Крупный песок, потревоженный его движением, некоторое время продолжал с шумом сыпаться вниз. На всякий случай Конан перестал шевелиться. Мало ли кто прислушивается к каждому шороху, выжидая удобного мгновения, чтобы напасть. Однако никаких посторонних звуков не последовало. И нигде никаких признаков света.

А может... может, свет и был, только он, Конан, его видеть не мог?.. Что, если его ослепило?.. Киммериец заморгал и снова принялся выворачивать шею – не сочится ли свет откуда-нибудь сверху, из трещин? Ничего! Он утешился тем, что, как ни болела у него голова, глаза были вроде бы ни при чем, болел в основном один висок. На всякий случай Конан решил считать, что со зрением у него все в порядке, просто он в самом деле угодил в кромешную тьму.

Еще некоторое время он тщетно напрягал слух, потом стал пробовать, годятся ли на что-нибудь его покрытые синяками, ободранные руки и ноги. Все тело было сплошь засыпано кучей битого камня, но, как оказалось, высвободиться было можно. Конан приступил к этому со всей осторожностью, хорошо понимая, что одно торопливое движение вполне может превратить нависший сверху обломок в топор палача. В этом он убедился, выпростав одну руку и аккуратно ощупав, что там такое делается возле его шеи.

В одном месте у головы обнаружилось пустое пространство. Конан изгибал спину, стараясь не обращать внимания на боль, пока не сумел вывернуться из ловушки. Некоторое время он отдыхал, лежа на угловатых камнях. Потом попробовал сдвинуться еще дальше, но это движение оказалось роковым. Конан все-таки стронул шаткие камни – и поехал вперед головой вниз, в широкую трещину, по пути, проложенному обвалом.

По счастью, катиться далеко не пришлось, да и обломки, среди которых он падал, оказались не так велики. В конце концов Конан остановился, упираясь вытянутыми руками в холодную гладкую поверхность.

И снова он замер в неподвижности, ожидая, пока стихнет стук и шорох маленькой лавины. Никаких признаков погони по-прежнему не обнаруживалось. Конан решился наконец отпустить одну руку и ощупать больной висок. Кости были целы, только набухла изрядная шишка. Очень осторожно Конан приподнялся на четвереньки и вылез на твердь скалы.

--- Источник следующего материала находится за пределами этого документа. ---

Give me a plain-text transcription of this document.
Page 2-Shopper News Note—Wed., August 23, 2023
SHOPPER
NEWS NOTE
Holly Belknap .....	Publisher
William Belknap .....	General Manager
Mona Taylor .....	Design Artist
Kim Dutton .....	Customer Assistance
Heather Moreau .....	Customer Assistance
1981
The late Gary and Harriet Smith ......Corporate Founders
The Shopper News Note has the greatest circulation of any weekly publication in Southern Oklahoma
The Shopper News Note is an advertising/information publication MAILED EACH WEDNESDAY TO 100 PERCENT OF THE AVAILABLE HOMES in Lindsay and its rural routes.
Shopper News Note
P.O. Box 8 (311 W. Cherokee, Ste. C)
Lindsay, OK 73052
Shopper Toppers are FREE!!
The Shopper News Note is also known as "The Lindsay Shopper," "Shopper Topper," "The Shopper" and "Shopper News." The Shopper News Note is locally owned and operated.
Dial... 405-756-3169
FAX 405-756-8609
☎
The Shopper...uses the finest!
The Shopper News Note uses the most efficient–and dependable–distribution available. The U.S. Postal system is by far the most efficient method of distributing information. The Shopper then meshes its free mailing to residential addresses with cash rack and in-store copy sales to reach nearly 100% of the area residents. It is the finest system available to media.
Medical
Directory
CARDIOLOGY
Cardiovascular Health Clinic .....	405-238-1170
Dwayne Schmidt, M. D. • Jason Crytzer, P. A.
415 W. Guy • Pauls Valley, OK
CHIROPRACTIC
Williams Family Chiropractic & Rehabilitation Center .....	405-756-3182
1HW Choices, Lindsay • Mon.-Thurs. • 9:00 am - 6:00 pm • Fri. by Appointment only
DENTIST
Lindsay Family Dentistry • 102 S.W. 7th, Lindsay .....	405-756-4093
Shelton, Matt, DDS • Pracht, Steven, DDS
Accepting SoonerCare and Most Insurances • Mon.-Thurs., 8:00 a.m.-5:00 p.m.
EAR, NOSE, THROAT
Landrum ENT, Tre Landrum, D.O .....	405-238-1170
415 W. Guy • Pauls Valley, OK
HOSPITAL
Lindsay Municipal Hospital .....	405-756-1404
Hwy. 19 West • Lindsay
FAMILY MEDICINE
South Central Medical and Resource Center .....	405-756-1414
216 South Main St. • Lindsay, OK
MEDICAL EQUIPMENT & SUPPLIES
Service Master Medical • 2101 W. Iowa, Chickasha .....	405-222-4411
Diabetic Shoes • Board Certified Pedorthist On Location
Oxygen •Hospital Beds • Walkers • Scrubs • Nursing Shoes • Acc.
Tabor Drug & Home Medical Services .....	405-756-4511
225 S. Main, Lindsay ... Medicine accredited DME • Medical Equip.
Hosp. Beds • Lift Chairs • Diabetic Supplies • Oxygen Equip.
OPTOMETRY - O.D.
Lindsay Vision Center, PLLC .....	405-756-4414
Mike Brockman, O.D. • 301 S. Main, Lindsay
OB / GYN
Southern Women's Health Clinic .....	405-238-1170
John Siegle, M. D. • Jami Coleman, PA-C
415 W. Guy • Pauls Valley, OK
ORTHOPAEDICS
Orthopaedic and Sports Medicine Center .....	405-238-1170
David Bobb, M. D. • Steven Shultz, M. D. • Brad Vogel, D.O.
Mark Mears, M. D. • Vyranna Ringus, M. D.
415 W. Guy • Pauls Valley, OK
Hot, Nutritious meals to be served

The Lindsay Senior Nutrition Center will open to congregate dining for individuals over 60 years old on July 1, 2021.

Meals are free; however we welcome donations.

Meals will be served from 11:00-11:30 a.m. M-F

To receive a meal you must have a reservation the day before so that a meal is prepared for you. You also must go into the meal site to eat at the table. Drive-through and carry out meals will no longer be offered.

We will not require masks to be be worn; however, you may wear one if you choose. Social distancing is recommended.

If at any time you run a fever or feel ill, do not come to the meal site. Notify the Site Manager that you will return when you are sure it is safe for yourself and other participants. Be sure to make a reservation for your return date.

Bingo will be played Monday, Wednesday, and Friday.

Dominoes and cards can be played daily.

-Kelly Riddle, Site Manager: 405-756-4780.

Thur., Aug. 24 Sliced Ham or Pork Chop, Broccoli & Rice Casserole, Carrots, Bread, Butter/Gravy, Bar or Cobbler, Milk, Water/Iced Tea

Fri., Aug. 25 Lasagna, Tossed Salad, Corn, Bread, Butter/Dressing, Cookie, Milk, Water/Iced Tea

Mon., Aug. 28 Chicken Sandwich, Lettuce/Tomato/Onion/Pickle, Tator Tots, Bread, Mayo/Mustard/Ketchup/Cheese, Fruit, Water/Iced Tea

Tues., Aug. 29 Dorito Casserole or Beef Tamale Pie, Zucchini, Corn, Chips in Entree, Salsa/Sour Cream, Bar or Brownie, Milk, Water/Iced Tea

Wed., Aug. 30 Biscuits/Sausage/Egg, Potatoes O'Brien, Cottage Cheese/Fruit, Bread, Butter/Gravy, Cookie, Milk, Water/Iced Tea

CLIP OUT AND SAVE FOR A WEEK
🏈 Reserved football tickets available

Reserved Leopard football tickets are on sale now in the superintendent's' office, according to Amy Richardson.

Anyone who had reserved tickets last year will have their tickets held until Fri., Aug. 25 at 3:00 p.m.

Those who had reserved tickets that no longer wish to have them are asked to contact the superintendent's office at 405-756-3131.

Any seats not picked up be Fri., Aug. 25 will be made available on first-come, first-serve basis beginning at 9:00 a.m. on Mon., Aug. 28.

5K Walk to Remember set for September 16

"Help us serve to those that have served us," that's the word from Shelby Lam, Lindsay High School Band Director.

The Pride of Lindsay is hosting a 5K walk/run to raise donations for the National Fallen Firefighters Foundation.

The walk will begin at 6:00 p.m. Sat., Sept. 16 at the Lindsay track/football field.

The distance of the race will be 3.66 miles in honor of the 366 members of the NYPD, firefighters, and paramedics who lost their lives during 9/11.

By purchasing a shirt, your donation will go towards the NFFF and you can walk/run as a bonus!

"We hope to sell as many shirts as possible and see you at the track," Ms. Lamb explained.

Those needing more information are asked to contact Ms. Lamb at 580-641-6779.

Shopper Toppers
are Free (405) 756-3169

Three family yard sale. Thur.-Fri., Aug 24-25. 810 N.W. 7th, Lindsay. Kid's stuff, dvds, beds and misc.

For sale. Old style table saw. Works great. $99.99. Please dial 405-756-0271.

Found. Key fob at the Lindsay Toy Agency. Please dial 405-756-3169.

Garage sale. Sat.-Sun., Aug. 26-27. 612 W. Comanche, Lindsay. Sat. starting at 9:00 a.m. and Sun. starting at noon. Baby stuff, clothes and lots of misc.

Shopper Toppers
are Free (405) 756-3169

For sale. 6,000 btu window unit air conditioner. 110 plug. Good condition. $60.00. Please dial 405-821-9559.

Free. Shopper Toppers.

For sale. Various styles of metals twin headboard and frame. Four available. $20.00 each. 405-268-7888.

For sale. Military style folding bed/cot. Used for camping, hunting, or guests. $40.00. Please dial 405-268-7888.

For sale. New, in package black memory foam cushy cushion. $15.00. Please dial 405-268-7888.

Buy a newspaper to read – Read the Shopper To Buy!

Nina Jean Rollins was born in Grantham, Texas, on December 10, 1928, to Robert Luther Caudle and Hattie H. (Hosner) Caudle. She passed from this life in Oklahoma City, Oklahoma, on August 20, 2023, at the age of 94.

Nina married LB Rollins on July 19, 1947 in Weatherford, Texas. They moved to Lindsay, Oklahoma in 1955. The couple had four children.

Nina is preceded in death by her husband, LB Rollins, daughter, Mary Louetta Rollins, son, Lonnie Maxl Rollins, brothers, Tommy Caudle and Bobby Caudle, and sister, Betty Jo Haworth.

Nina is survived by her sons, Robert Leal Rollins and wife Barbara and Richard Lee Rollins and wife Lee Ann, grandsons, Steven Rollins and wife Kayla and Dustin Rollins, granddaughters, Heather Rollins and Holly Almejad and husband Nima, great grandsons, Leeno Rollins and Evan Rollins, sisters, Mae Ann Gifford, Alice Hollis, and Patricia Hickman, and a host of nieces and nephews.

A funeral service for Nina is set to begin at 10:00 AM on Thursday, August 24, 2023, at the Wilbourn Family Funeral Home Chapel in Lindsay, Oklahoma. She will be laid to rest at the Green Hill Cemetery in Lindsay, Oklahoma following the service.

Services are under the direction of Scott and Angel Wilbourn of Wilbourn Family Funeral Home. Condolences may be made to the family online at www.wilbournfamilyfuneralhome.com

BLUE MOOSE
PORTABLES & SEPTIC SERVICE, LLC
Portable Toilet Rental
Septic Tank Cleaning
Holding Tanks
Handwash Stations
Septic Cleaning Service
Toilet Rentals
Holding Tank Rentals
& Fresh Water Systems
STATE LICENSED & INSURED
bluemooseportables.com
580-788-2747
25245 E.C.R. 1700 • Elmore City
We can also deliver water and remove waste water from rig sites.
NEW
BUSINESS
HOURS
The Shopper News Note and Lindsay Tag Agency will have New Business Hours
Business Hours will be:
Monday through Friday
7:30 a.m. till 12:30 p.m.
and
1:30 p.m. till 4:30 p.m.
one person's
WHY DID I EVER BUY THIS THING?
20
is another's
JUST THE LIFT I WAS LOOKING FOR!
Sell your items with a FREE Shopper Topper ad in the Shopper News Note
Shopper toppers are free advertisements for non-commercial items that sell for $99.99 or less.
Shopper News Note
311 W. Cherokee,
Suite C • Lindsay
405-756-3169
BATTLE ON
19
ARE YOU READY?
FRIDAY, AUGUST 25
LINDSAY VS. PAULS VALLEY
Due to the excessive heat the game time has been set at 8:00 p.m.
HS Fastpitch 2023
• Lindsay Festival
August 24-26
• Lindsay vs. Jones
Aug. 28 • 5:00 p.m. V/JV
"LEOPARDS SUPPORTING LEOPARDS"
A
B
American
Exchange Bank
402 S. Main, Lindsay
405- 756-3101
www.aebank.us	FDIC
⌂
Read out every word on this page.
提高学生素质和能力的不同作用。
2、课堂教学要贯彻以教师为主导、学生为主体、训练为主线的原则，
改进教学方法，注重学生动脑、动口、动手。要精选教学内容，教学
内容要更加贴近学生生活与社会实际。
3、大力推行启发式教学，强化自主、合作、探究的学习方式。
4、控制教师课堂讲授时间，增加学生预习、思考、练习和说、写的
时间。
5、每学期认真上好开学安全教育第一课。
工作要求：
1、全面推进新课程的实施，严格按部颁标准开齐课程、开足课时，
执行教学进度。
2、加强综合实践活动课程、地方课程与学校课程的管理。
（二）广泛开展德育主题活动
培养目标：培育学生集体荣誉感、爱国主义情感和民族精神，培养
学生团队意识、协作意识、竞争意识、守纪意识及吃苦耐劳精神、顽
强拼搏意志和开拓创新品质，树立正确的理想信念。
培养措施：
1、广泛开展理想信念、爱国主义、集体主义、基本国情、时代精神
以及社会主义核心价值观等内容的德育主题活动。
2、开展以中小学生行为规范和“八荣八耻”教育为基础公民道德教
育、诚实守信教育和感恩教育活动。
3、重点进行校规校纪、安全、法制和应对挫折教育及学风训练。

Ощупав камень, он убедился, что ровную и гладкую поверхность создали чьи-то руки. Если человеческие, это означало, что он ввалился в какой-то древний тоннель, проложенный строителями гробниц задолго до Ибнизаба. А если не человеческие?.. Конана пробрала невольная дрожь, и сразу вспомнилось, что рассказывал Мардак о тоннелях и колодцах, ослабивших песчаниковую скалу.

Тем не менее именно эта непрочность породы, вызванная древними проходками, спасла ему жизнь... по крайней мере, на какое-то время. Если ему повезло, Нефрен с приспешниками либо погибли в обвале, либо были надежно отрезаны от беглеца. Что до самого Нефрена, он вполне мог погибнуть и от удара в живот, который нанес ему Конан. Вот только можно ли в самом деле убить ножом существо, у которого в жилах вместо крови течет песок с благовонными травами?..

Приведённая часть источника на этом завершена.